Daniel moved around to her side of the desk, leaning over her shoulder to frown at the list. "In the past, many female authors have chosen to publish their works under male nom-de-plumes for a variety of reasons. Mostly because Victorian women were expected to attend to hearth and home and were not supposed write novels."
"A very nineteenth-century viewpoint." Carolyn shook her head.

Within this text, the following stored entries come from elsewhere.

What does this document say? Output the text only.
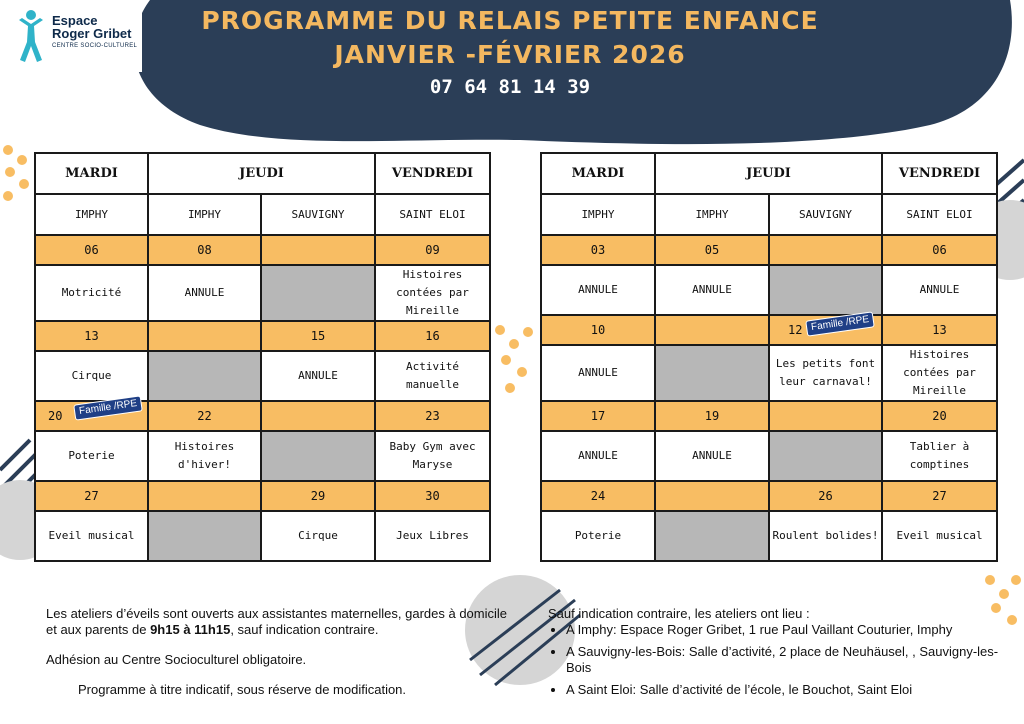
Espace
Roger Gribet
CENTRE SOCIO-CULTUREL
PROGRAMME DU RELAIS PETITE ENFANCE
JANVIER -FÉVRIER 2026
07 64 81 14 39
MARDI	JEUDI		VENDREDI
IMPHY	IMPHY	SAUVIGNY	SAINT ELOI
06	08		09
Motricité	ANNULE		Histoires contées par Mireille
13		15	16
Cirque		ANNULE	Activité manuelle
20 Famille /RPE	22		23
Poterie	Histoires d'hiver!		Baby Gym avec Maryse
27		29	30
Eveil musical		Cirque	Jeux Libres
MARDI	JEUDI		VENDREDI
IMPHY	IMPHY	SAUVIGNY	SAINT ELOI
03	05		06
ANNULE	ANNULE		ANNULE
10		12 Famille /RPE	13
ANNULE		Les petits font leur carnaval!	Histoires contées par Mireille
17	19		20
ANNULE	ANNULE		Tablier à comptines
24		26	27
Poterie		Roulent bolides!	Eveil musical
Les ateliers d’éveils sont ouverts aux assistantes maternelles, gardes à domicile et aux parents de 9h15 à 11h15, sauf indication contraire.
Adhésion au Centre Socioculturel obligatoire.
Programme à titre indicatif, sous réserve de modification.
Sauf indication contraire, les ateliers ont lieu :
• A Imphy: Espace Roger Gribet, 1 rue Paul Vaillant Couturier, Imphy
• A Sauvigny-les-Bois: Salle d’activité, 2 place de Neuhäusel, , Sauvigny-les-Bois
• A Saint Eloi: Salle d’activité de l’école, le Bouchot, Saint Eloi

"The idea was not always without merit." Daniel shrugged as he began to run his fingertip down the list of names. "The Bronte sisters, Louisa May Alcott, Violet Paget and one of my personal favourites, Mary Ann Evans who wrote under the pseudonym of George Elliot."
"I still don't see how any of these women can help us with our issue." Carolyn ran a weary hand over her eyes. "I must be more tired than I thought..."
"My proposal is what if we reverse the process? What if we allow a rumour to circulate that Carol Gregg is not a woman at all, but a man? That would set the Bangor lot firmly back on their heels."
"I…" Carolyn leaned around to stare up at him.
She opened her mouth again but nothing more came out. The sheer, unadulterated audaciousness of the whole idea took her breath away. But her green eyes glittered with cautious approval.
"Excellent. Then, leave it all to me and Martha." Daniel nodded with satisfaction. "The less you know the more you can deny, deny, deny."
He reached to take the scroll from her, pointing to the bed with his free hand. "Now, get yourself to bed, woman. I will not have you being pulled all about by a bunch of prying old battle axes. I have faced down worse than those Bangor harpies and won."
"Since you put it that way…" Carolyn rose from her chair. "Thank you, Captain."
"Do not fret, my dear. Your slumber will not be disturbed tonight. I shall keep watch on the bridge until sunrise." Daniel smiled as he dematerialised.
"I guess that means there's no dream for me tonight…" Carolyn looked after him with regretful eyes.